A debut novel about coming-of-age in the Israeli army.
Drawing on her two years of experience in the army, Boianjiu tells a story that centers on the lives of several small-town friends who are drafted into the Israeli Defense Forces, in which women are required by law to serve. The girls, Yael, Avishag and Lea, are alike and different at the same time. Although they share a common background as schoolgirls living in a country where violence is an everyday component of life, they are also young women, exploring their sexuality while sorting through feelings about their world. Yael becomes a weapons instructor, shooting grenades at wrecked cars in order to pass the time and teaching an errant solider how to hit a target.
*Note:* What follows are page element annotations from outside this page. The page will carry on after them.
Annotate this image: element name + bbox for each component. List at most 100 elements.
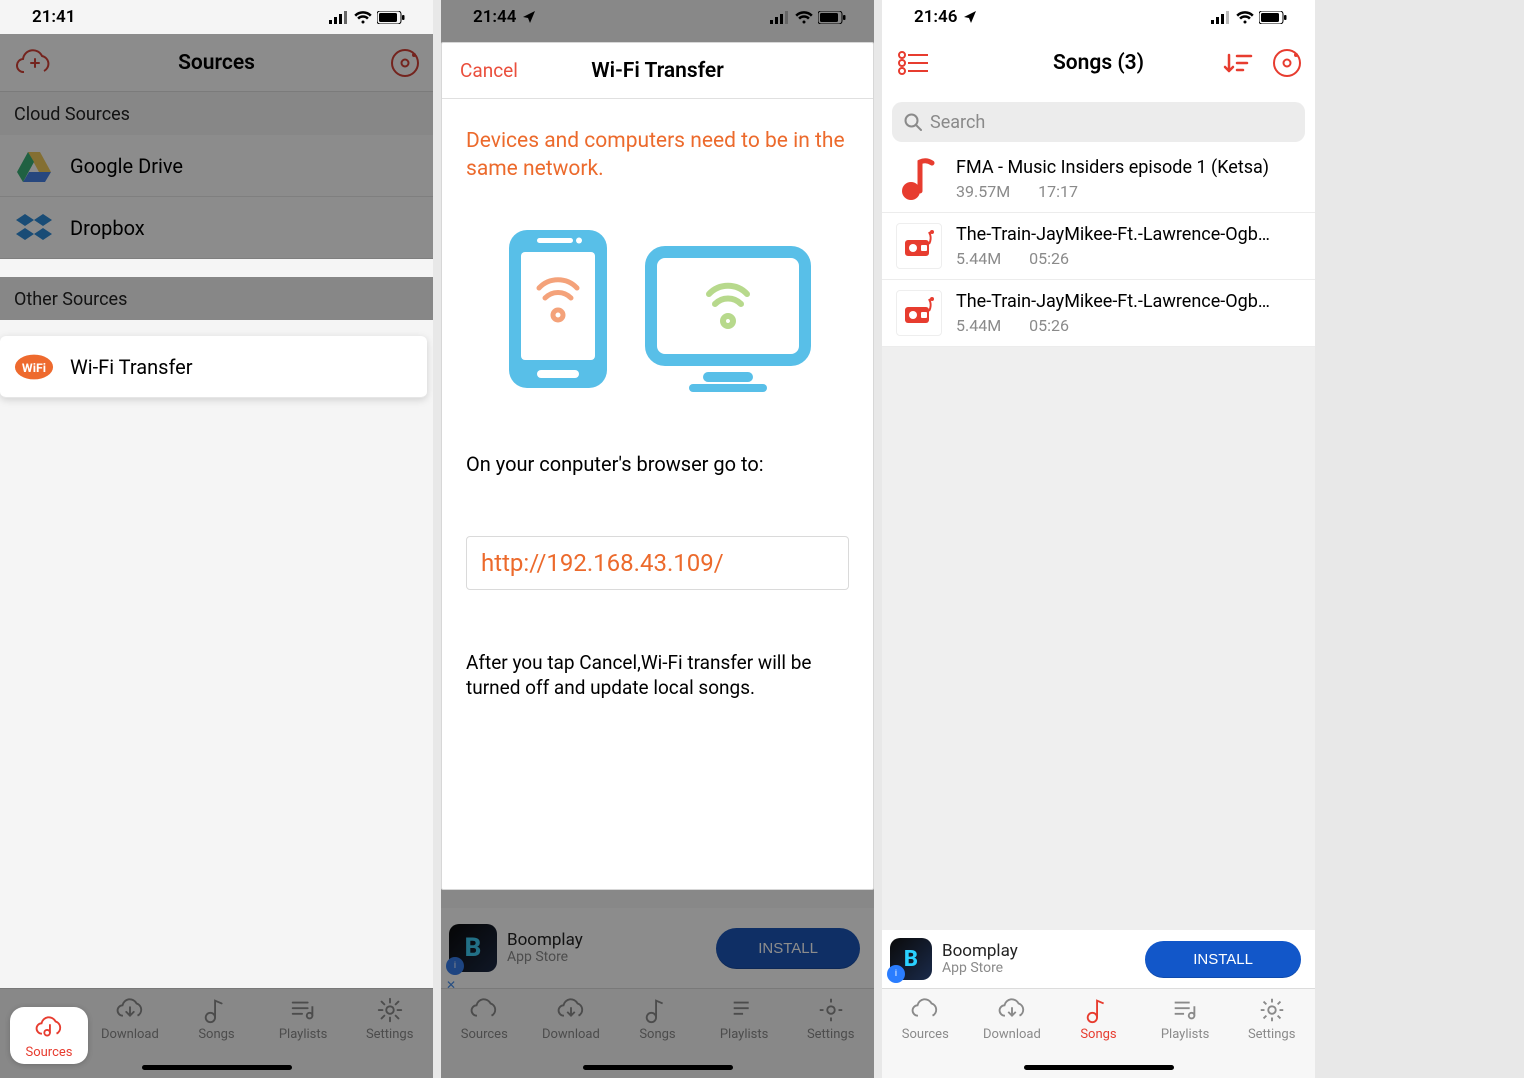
nav-header: Sources (0, 34, 433, 92)
search-input[interactable]: Search (892, 102, 1305, 142)
status-time: 21:46 (914, 7, 957, 27)
instruction-text: On your conputer's browser go to: (466, 452, 849, 476)
computer-illustration-icon (643, 244, 813, 394)
wifi-icon (795, 11, 813, 24)
ad-subtitle: App Store (942, 960, 1135, 976)
tab-label: Download (542, 1027, 600, 1042)
ad-banner[interactable]: B i ✕ Boomplay App Store INSTALL (441, 908, 874, 988)
phone-illustration-icon (503, 224, 613, 394)
tab-sources[interactable]: Sources (882, 995, 969, 1078)
location-icon (963, 10, 977, 24)
signal-icon (1211, 11, 1231, 24)
list-view-icon[interactable] (898, 51, 930, 75)
phone-screen-wifi-transfer: 21:44 Cancel Wi-Fi Transfer Devices and … (441, 0, 874, 1078)
now-playing-icon[interactable] (1271, 47, 1303, 79)
home-indicator (142, 1065, 292, 1070)
song-duration: 05:26 (1029, 249, 1069, 268)
ad-title: Boomplay (942, 942, 1135, 961)
phone-screen-sources: 21:41 Sources Cloud Sources Google Drive (0, 0, 433, 1078)
phone-screen-songs: 21:46 Songs (3) Search (882, 0, 1315, 1078)
song-row[interactable]: FMA - Music Insiders episode 1 (Ketsa) 3… (882, 146, 1315, 213)
song-title: The-Train-JayMikee-Ft.-Lawrence-Ogb… (956, 291, 1301, 312)
tab-label: Settings (1248, 1027, 1295, 1042)
status-time: 21:41 (32, 7, 75, 27)
row-google-drive[interactable]: Google Drive (0, 135, 433, 197)
tab-label: Settings (807, 1027, 854, 1042)
status-bar: 21:46 (882, 0, 1315, 34)
tab-label: Playlists (1161, 1027, 1209, 1042)
tab-sources[interactable]: Sources (10, 1007, 88, 1064)
wifi-transfer-modal: Cancel Wi-Fi Transfer Devices and comput… (441, 42, 874, 890)
tab-label: Songs (639, 1027, 675, 1042)
song-size: 5.44M (956, 249, 1001, 268)
tab-label: Download (983, 1027, 1041, 1042)
cloud-add-icon[interactable] (16, 49, 54, 77)
row-label: Google Drive (70, 154, 183, 178)
battery-icon (818, 11, 846, 24)
search-placeholder: Search (930, 112, 985, 133)
song-row[interactable]: The-Train-JayMikee-Ft.-Lawrence-Ogb… 5.4… (882, 280, 1315, 347)
row-wifi-transfer[interactable]: WiFi Wi-Fi Transfer (0, 336, 427, 398)
status-time: 21:44 (473, 7, 516, 27)
signal-icon (770, 11, 790, 24)
after-cancel-text: After you tap Cancel,Wi-Fi transfer will… (466, 650, 849, 701)
page-title: Sources (178, 51, 255, 75)
song-title: The-Train-JayMikee-Ft.-Lawrence-Ogb… (956, 224, 1301, 245)
svg-text:WiFi: WiFi (22, 361, 46, 375)
tab-label: Songs (1080, 1027, 1116, 1042)
tab-label: Settings (366, 1027, 413, 1042)
tab-label: Playlists (720, 1027, 768, 1042)
wifi-icon (354, 11, 372, 24)
song-title: FMA - Music Insiders episode 1 (Ketsa) (956, 157, 1301, 178)
tab-label: Sources (902, 1027, 949, 1042)
ad-title: Boomplay (507, 931, 706, 950)
song-size: 5.44M (956, 316, 1001, 335)
song-size: 39.57M (956, 182, 1010, 201)
song-video-icon (896, 223, 942, 269)
location-icon (522, 10, 536, 24)
modal-title: Wi-Fi Transfer (591, 59, 724, 83)
network-warning: Devices and computers need to be in the … (466, 127, 849, 184)
dropbox-icon (14, 208, 54, 248)
status-bar: 21:41 (0, 0, 433, 34)
transfer-url[interactable]: http://192.168.43.109/ (466, 536, 849, 590)
song-duration: 17:17 (1038, 182, 1078, 201)
sort-icon[interactable] (1223, 51, 1253, 75)
signal-icon (329, 11, 349, 24)
tab-settings[interactable]: Settings (787, 995, 874, 1078)
tab-settings[interactable]: Settings (346, 995, 433, 1078)
section-other-sources: Other Sources (0, 277, 433, 320)
cancel-button[interactable]: Cancel (460, 59, 518, 82)
wifi-transfer-icon: WiFi (14, 347, 54, 387)
modal-header: Cancel Wi-Fi Transfer (442, 43, 873, 99)
section-cloud-sources: Cloud Sources (0, 92, 433, 135)
row-dropbox[interactable]: Dropbox (0, 197, 433, 259)
tab-label: Sources (26, 1045, 73, 1060)
song-duration: 05:26 (1029, 316, 1069, 335)
devices-illustration (466, 224, 849, 394)
song-row[interactable]: The-Train-JayMikee-Ft.-Lawrence-Ogb… 5.4… (882, 213, 1315, 280)
tab-sources[interactable]: Sources (441, 995, 528, 1078)
ad-install-button[interactable]: INSTALL (1145, 941, 1301, 978)
tab-label: Sources (461, 1027, 508, 1042)
battery-icon (1259, 11, 1287, 24)
home-indicator (583, 1065, 733, 1070)
song-video-icon (896, 290, 942, 336)
ad-info-badge[interactable]: i (446, 957, 464, 975)
tab-settings[interactable]: Settings (1228, 995, 1315, 1078)
row-label: Dropbox (70, 216, 145, 240)
nav-header: Songs (3) (882, 34, 1315, 92)
google-drive-icon (14, 146, 54, 186)
ad-install-button[interactable]: INSTALL (716, 928, 860, 969)
ad-banner[interactable]: B i Boomplay App Store INSTALL (882, 930, 1315, 988)
page-title: Songs (3) (1053, 51, 1144, 75)
tab-label: Playlists (279, 1027, 327, 1042)
row-label: Wi-Fi Transfer (70, 355, 193, 379)
now-playing-icon[interactable] (389, 47, 421, 79)
home-indicator (1024, 1065, 1174, 1070)
ad-info-badge[interactable]: i (887, 965, 905, 983)
song-audio-icon (896, 156, 942, 202)
wifi-icon (1236, 11, 1254, 24)
ad-subtitle: App Store (507, 949, 706, 965)
battery-icon (377, 11, 405, 24)
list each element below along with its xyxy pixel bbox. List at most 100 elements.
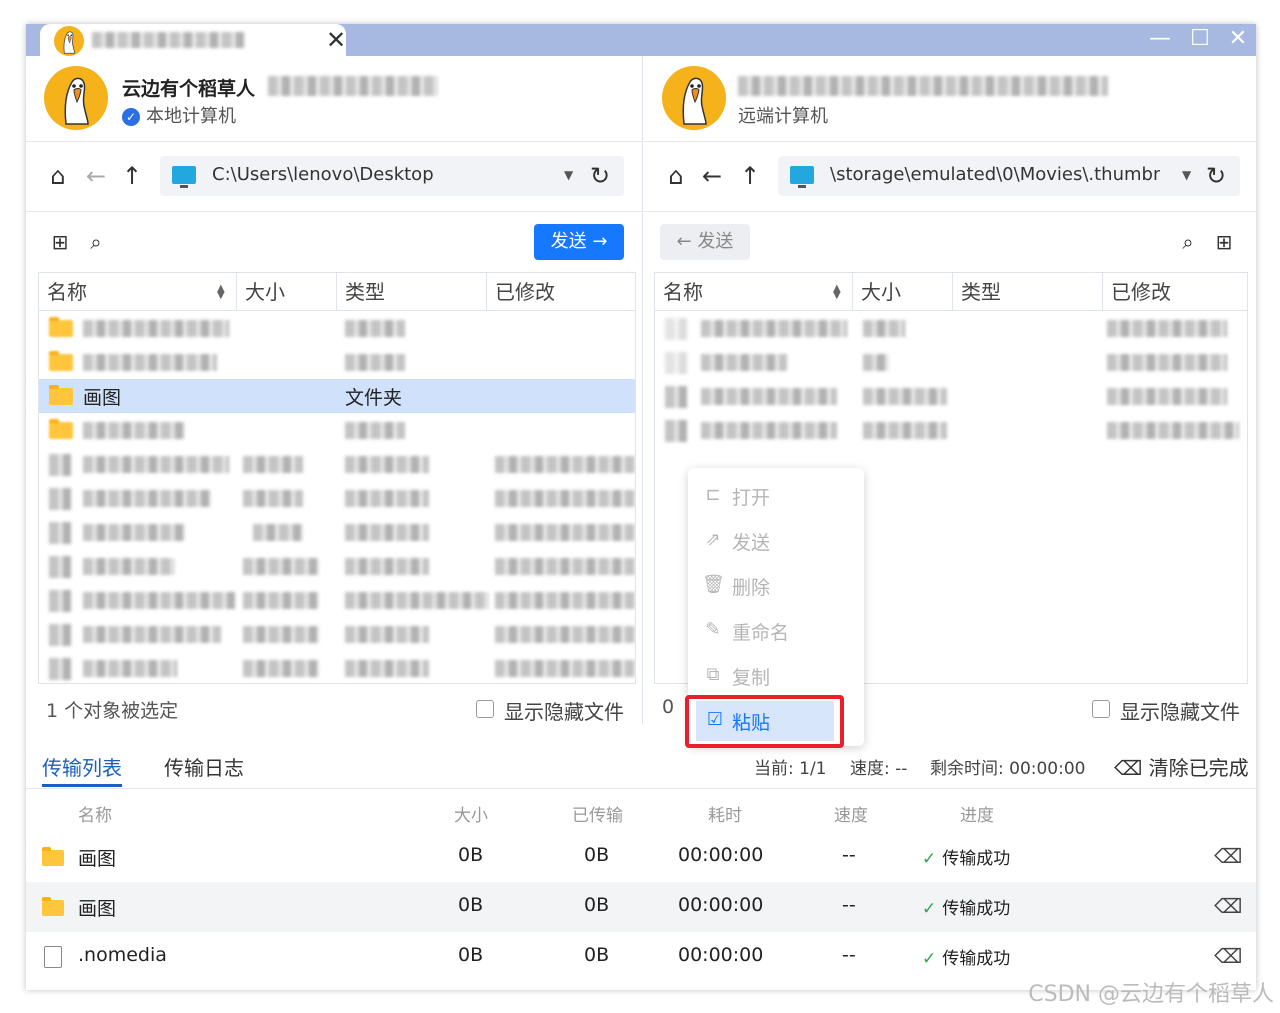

Lea enters the service of the military police, dons the hated blue beret and feels miserable as a checkpoint crossing guard. The third of the friends, Avishag, marks her entry into the service by excelling at the gas mask test that recruits are required to pass, while slowly allowing the troubled history of the family’s women to overtake her present and affect both her mind and relationships. Other characters pass through the book, touching the girls’ lives and challenging their thinking, but war and violence, death and killing, define both their time in service and their civilian lives. Boianjiu’s prose is coarse, raw and altogether befitting her subject. Hard to read in places, the novel veers back and forth between the present and the past, describing ugly lives filled with emotional detachment from violence, casual sex that seems almost conquering in nature, and complicated, disturbing relationships with families, other soldiers and the people these women protect and serve.
Not for the squeamish. Readers will either embrace the complexity of the writing or become maddeningly lost as the author meanders through a hot, dry country devoid of tenderness.